The past two weeks have been turbulent (to say the least) due in large part to increasing fears coming out of Asia. Why is China significant for the American investor? Well, many companies have banked on the country for growth in the decades ahead. Thus, slowing growth out of China would deflate the valuations of these companies.
China seems to be slowing down by all conventional measures, and unfortunately it seems the government is hesitant to step in. The slowdown is being driven by severely diminished wage growth, slowing global demand, and the Chinese government tightening its wasteful spending policies.
The majority of Wall Street’s powerhouse banking institutions have already lowered their GDP estimates below the key 7.5% level. More recently, the Asian markets were rocked as fears of a credit crunch made waves. Keeping liquidity in place is key for builders, property investors, and banks.
Copper isn’t doing well
When rates rise drastically, as they did during our own 2008 financial crisis, a chain reaction occurs which messes with all aspects of the economy. Rates hit an all-time intra-day high of 30% before pulling back to roughly 11%. This brings me to Freeport-McMoRan Copper & Gold Inc. (NYSE:FCX), an industry-leading producer of copper, gold, and gas. Shares of the company have tumbled amidst a slew of headwinds, including falling copper prices.

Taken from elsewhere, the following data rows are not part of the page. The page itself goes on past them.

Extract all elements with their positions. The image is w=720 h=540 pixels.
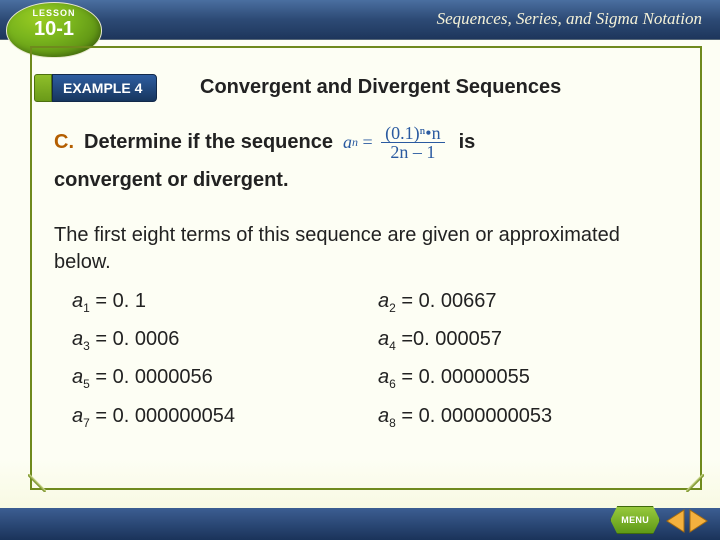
or-word: or [162, 169, 193, 191]
arrow-left-icon [664, 508, 686, 534]
term-sub: 7 [83, 416, 90, 430]
chapter-title: Sequences, Series, and Sigma Notation [437, 9, 702, 29]
term-var: a [378, 290, 389, 312]
question-text-after: is [459, 129, 476, 156]
convergent-word: convergent [54, 169, 162, 191]
term-var: a [72, 290, 83, 312]
example-tab-accent [34, 74, 52, 102]
example-tab: EXAMPLE 4 [34, 74, 157, 102]
term-cell: a7 = 0. 000000054 [72, 403, 360, 431]
frame-border [30, 46, 702, 48]
term-cell: a6 = 0. 00000055 [378, 364, 666, 392]
term-sub: 4 [389, 339, 396, 353]
term-val: = 0. 1 [95, 290, 146, 312]
formula-denominator: 2n – 1 [386, 143, 439, 161]
frame-border [30, 488, 702, 490]
part-letter: C. [54, 129, 74, 156]
term-sub: 6 [389, 377, 396, 391]
nav-arrows [664, 508, 710, 534]
paragraph: The first eight terms of this sequence a… [54, 222, 666, 276]
divergent-word: divergent. [193, 169, 289, 191]
slide-title: Convergent and Divergent Sequences [200, 76, 561, 99]
question-text-before: Determine if the sequence [84, 129, 333, 156]
lesson-badge: LESSON 10-1 [6, 2, 102, 58]
term-var: a [378, 366, 389, 388]
term-var: a [378, 328, 389, 350]
term-sub: 5 [83, 377, 90, 391]
term-sub: 2 [389, 301, 396, 315]
frame-corner [28, 474, 46, 492]
equals-sign: = [358, 130, 377, 154]
term-val: = 0. 00667 [401, 290, 496, 312]
prev-button[interactable] [664, 508, 686, 534]
term-cell: a5 = 0. 0000056 [72, 364, 360, 392]
term-cell: a4 =0. 000057 [378, 326, 666, 354]
frame-corner [686, 474, 704, 492]
menu-button[interactable]: MENU [610, 506, 660, 534]
term-val: = 0. 0000000053 [401, 405, 552, 427]
term-val: = 0. 000000054 [95, 405, 235, 427]
formula-lhs-var: a [343, 130, 352, 154]
term-cell: a8 = 0. 0000000053 [378, 403, 666, 431]
term-val: = 0. 00000055 [401, 366, 529, 388]
frame-border [30, 46, 32, 490]
term-val: = 0. 0000056 [95, 366, 212, 388]
menu-button-label: MENU [621, 515, 649, 525]
sequence-formula: an = (0.1)ⁿ•n 2n – 1 [343, 124, 449, 161]
next-button[interactable] [688, 508, 710, 534]
term-sub: 3 [83, 339, 90, 353]
arrow-right-icon [688, 508, 710, 534]
content-area: C. Determine if the sequence an = (0.1)ⁿ… [54, 124, 666, 431]
frame-border [700, 46, 702, 490]
term-val: = 0. 0006 [95, 328, 179, 350]
term-var: a [378, 405, 389, 427]
example-tab-label: EXAMPLE 4 [52, 74, 157, 102]
term-var: a [72, 405, 83, 427]
term-val: =0. 000057 [401, 328, 502, 350]
question-line-2: convergent or divergent. [54, 167, 666, 194]
term-cell: a1 = 0. 1 [72, 288, 360, 316]
term-sub: 8 [389, 416, 396, 430]
term-sub: 1 [83, 301, 90, 315]
formula-numerator: (0.1)ⁿ•n [381, 124, 444, 143]
formula-fraction: (0.1)ⁿ•n 2n – 1 [381, 124, 444, 161]
slide: LESSON 10-1 Sequences, Series, and Sigma… [0, 0, 720, 540]
lesson-number: 10-1 [7, 18, 101, 40]
term-var: a [72, 366, 83, 388]
lesson-label: LESSON [7, 8, 101, 18]
question-line-1: C. Determine if the sequence an = (0.1)ⁿ… [54, 124, 666, 161]
term-cell: a3 = 0. 0006 [72, 326, 360, 354]
terms-grid: a1 = 0. 1 a2 = 0. 00667 a3 = 0. 0006 a4 … [54, 288, 666, 431]
term-cell: a2 = 0. 00667 [378, 288, 666, 316]
term-var: a [72, 328, 83, 350]
bottom-bar [0, 508, 720, 540]
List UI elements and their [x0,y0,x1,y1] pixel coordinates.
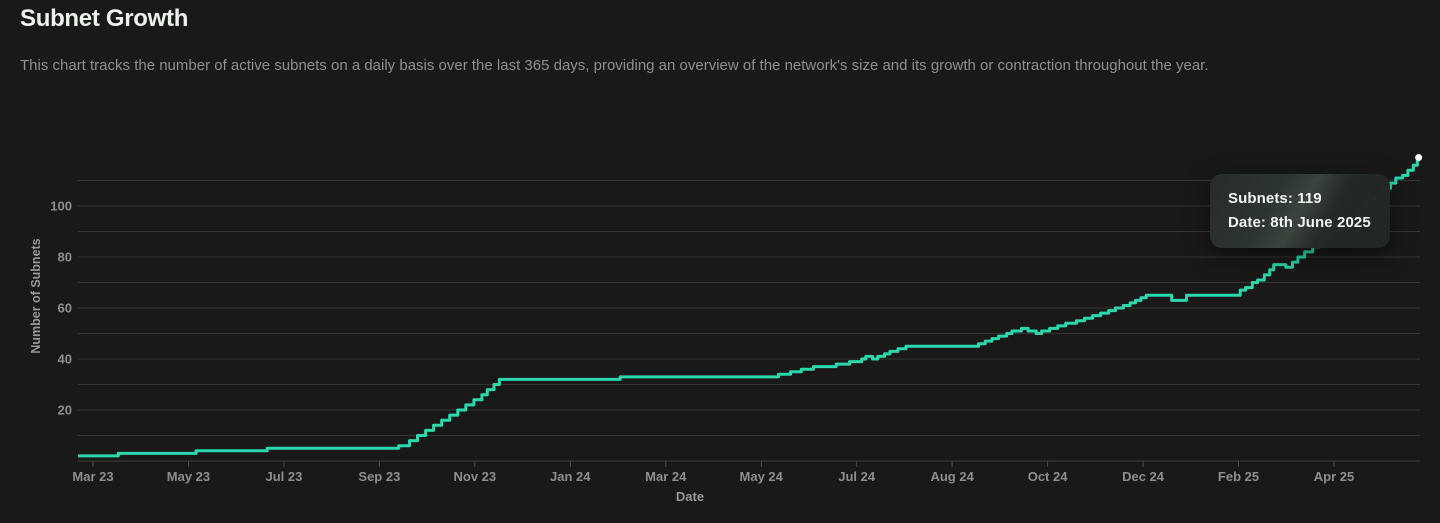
x-tick-label[interactable]: Feb 25 [1218,469,1259,484]
x-tick-label[interactable]: Mar 24 [645,469,687,484]
tooltip-subnets-value: Subnets: 119 [1228,190,1322,207]
x-tick-label[interactable]: Mar 23 [72,469,113,484]
page-subtitle: This chart tracks the number of active s… [20,57,1209,74]
x-tick-label[interactable]: Jan 24 [550,469,591,484]
y-tick-label-40: 40 [58,352,72,367]
y-tick-label-100: 100 [50,199,72,214]
x-tick-label[interactable]: May 24 [740,469,784,484]
x-tick-label[interactable]: Nov 23 [454,469,497,484]
chart-tooltip: Subnets: 119 Date: 8th June 2025 [1210,174,1390,248]
y-tick-label-60: 60 [58,301,72,316]
x-tick-label[interactable]: Jul 24 [838,469,876,484]
x-axis-title: Date [675,489,705,504]
x-tick-label[interactable]: May 23 [167,469,210,484]
y-tick-label-20: 20 [58,403,72,418]
x-tick-label[interactable]: Dec 24 [1122,469,1165,484]
x-tick-label[interactable]: Jul 23 [265,469,302,484]
y-tick-label-80: 80 [58,250,72,265]
x-tick-label[interactable]: Sep 23 [358,469,400,484]
page-title: Subnet Growth [20,5,189,32]
hovered-point-marker[interactable] [1415,154,1423,162]
x-tick-label[interactable]: Apr 25 [1314,469,1354,484]
x-tick-label[interactable]: Oct 24 [1028,469,1069,484]
x-tick-label[interactable]: Aug 24 [930,469,974,484]
y-axis-title: Number of Subnets [29,238,43,354]
tooltip-date-value: Date: 8th June 2025 [1228,214,1371,231]
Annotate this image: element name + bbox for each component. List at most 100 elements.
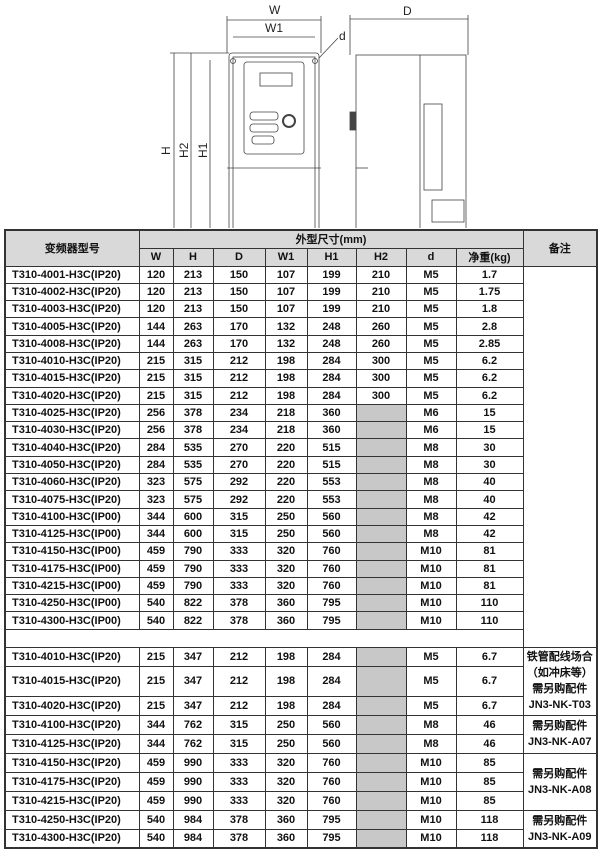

The iPath DJ-UBS Copper SubindexETN is an exchange traded note designed to follow the price movements in direct correlation with physical copper prices. As you can see, both Freeport and Copper have experienced high correlation over a great period of time.
Just last week, copper extended to a 3-year low. Demand from China accounts for around 40% of global copper consumption, thus a demand slowdown could create a huge copper surplus. Some analysts have predicted prices will fall an additional 10% before finding support. In a recent Bloomberg report, analyst Ross Strachan, economist at Capital Economics, stated
Looking at fundamentals it would suggest that there is further downside for copper. We expect prices to fall below $6,000 a tonne next year due to additional mine supply and the weak state of demand.
Should we begin to see tightening policy, slowing growth, and higher interest rates in China, the industrial demand for copper should fall drastically. At the end of the day, Freeport-McMoRan Copper & Gold Inc. (NYSE:FCX) and the copper etn are proxies for the price of copper. You should expect shares to continue to follow copper in its trajectory.